Under the guidance of manager Billy Bingham, himself a veteran of Northern Ireland’s 1958 World Cup exploits (where they reached the quarter-finals ), the team won the British Home Championship in 1980 and 1984; qualified for Spain ‘82, dramatically beating the much fancied host nation with a goal from Gerry Armstrong, and progressing through to the second round; and concluding a magical period by reaching Mexico 86.
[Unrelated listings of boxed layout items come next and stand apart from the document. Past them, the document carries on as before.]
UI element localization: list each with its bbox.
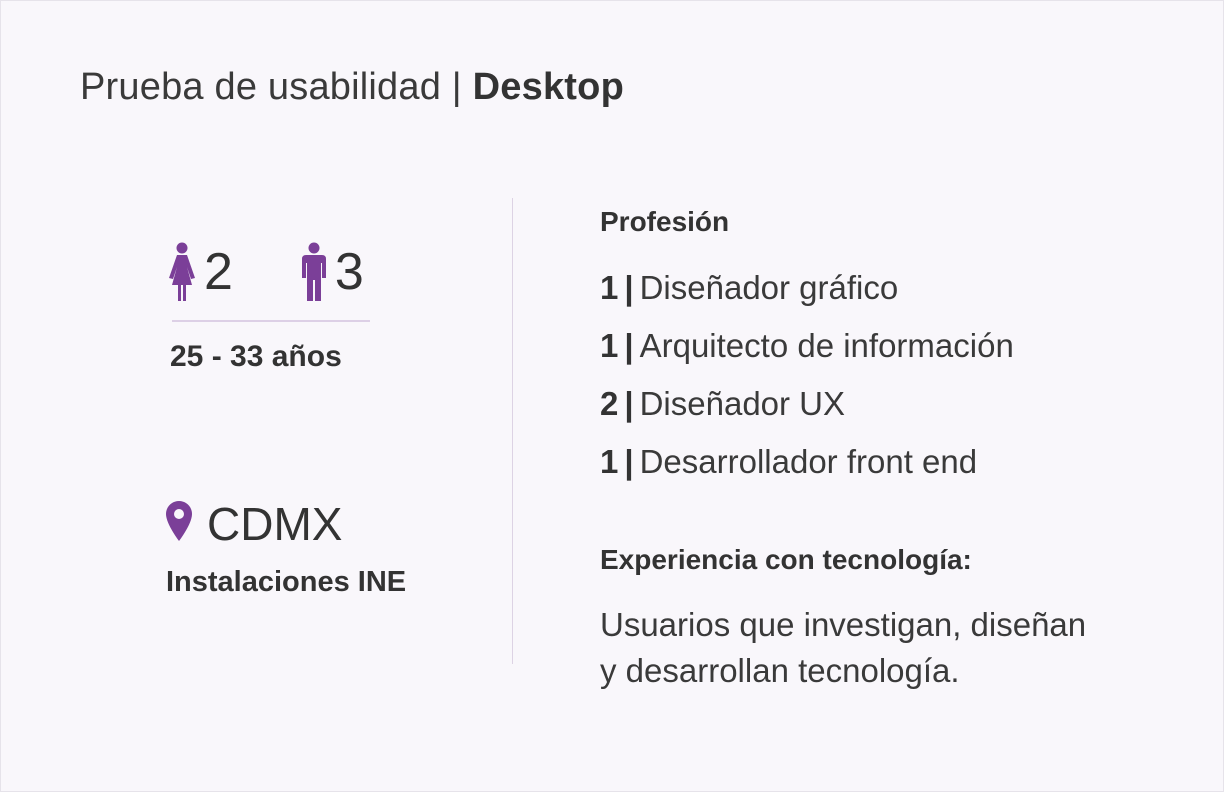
female-group: 2 <box>168 242 233 302</box>
list-item: 1 | Desarrollador front end <box>600 443 978 480</box>
title-light: Prueba de usabilidad | <box>80 66 462 108</box>
map-pin-icon <box>165 500 193 547</box>
experience-line-2: y desarrollan tecnología. <box>600 652 960 689</box>
list-item: 2 | Diseñador UX <box>600 385 846 422</box>
male-person-icon <box>301 242 327 302</box>
experience-description: Usuarios que investigan, diseñan y desar… <box>600 602 1160 694</box>
list-item: 1 | Diseñador gráfico <box>600 269 899 306</box>
female-person-icon <box>168 242 196 302</box>
title-bold: Desktop <box>472 66 624 108</box>
gender-underline <box>172 320 370 322</box>
experience-heading: Experiencia con tecnología: <box>600 544 972 575</box>
female-count: 2 <box>204 243 233 301</box>
gender-counts: 2 3 <box>168 240 364 304</box>
profession-list: 1 | Diseñador gráfico 1 | Arquitecto de info… <box>600 266 1014 498</box>
location-row: CDMX <box>165 500 342 547</box>
profession-heading: Profesión <box>600 206 730 237</box>
city-name: CDMX <box>207 497 343 550</box>
list-item: 1 | Arquitecto de información <box>600 327 1014 364</box>
experience-line-1: Usuarios que investigan, diseñan <box>600 606 1087 643</box>
page-title: Prueba de usabilidad | Desktop <box>80 66 624 109</box>
column-divider <box>512 198 513 664</box>
male-group: 3 <box>301 242 364 302</box>
age-range: 25 - 33 años <box>170 340 342 373</box>
male-count: 3 <box>334 243 364 301</box>
venue-name: Instalaciones INE <box>166 566 407 598</box>
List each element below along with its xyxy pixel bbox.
That final match in Mexico 86 was a 3-0 walloping by a Brazil side featuring Socrates, Zico, and Junior. It was the last match Pat Jennings ever played, and the first game of football I ever saw. That, and family tree reasons have kept me a ‘Norn Iron’ supporter since, and now, that World Cup campaign has been turned into a film - Shooting For Socrates - set to become a highlight of this year’s Galway Film Fleadh.
Shooting For Socrates charts Northern Ireland’s journey to Mexico 86, and the parallel stories of Billy Bingham’s attempts with his team, and a father’s attempt with his son, to give, through football, some hope, pride, and enjoyment in a society torn apart by sectarianism, political instability, and war.
The film features John Hannah (Spartacus, Elementary ) as Bingham; Richard Dormer (who played Terry Hooley in the magnificent Good Vibrations ) as the father, Arthur; Conleth Hill (Game Of Thrones ) as UTV commentator Jackie Fullerton; and Bronagh Gallagher (The Commitments, Star Wars, Grabbers ).
It was scripted by Belfast playwright Marie Jones, best known for Stones In His Pockets and A Night In November, which deals with the controversial Republic of Ireland v Northern Ireland 1994 World Cup qualifier. It also contains footage of the late, very great, Brazilian footballer Socrates, after whom the film is named.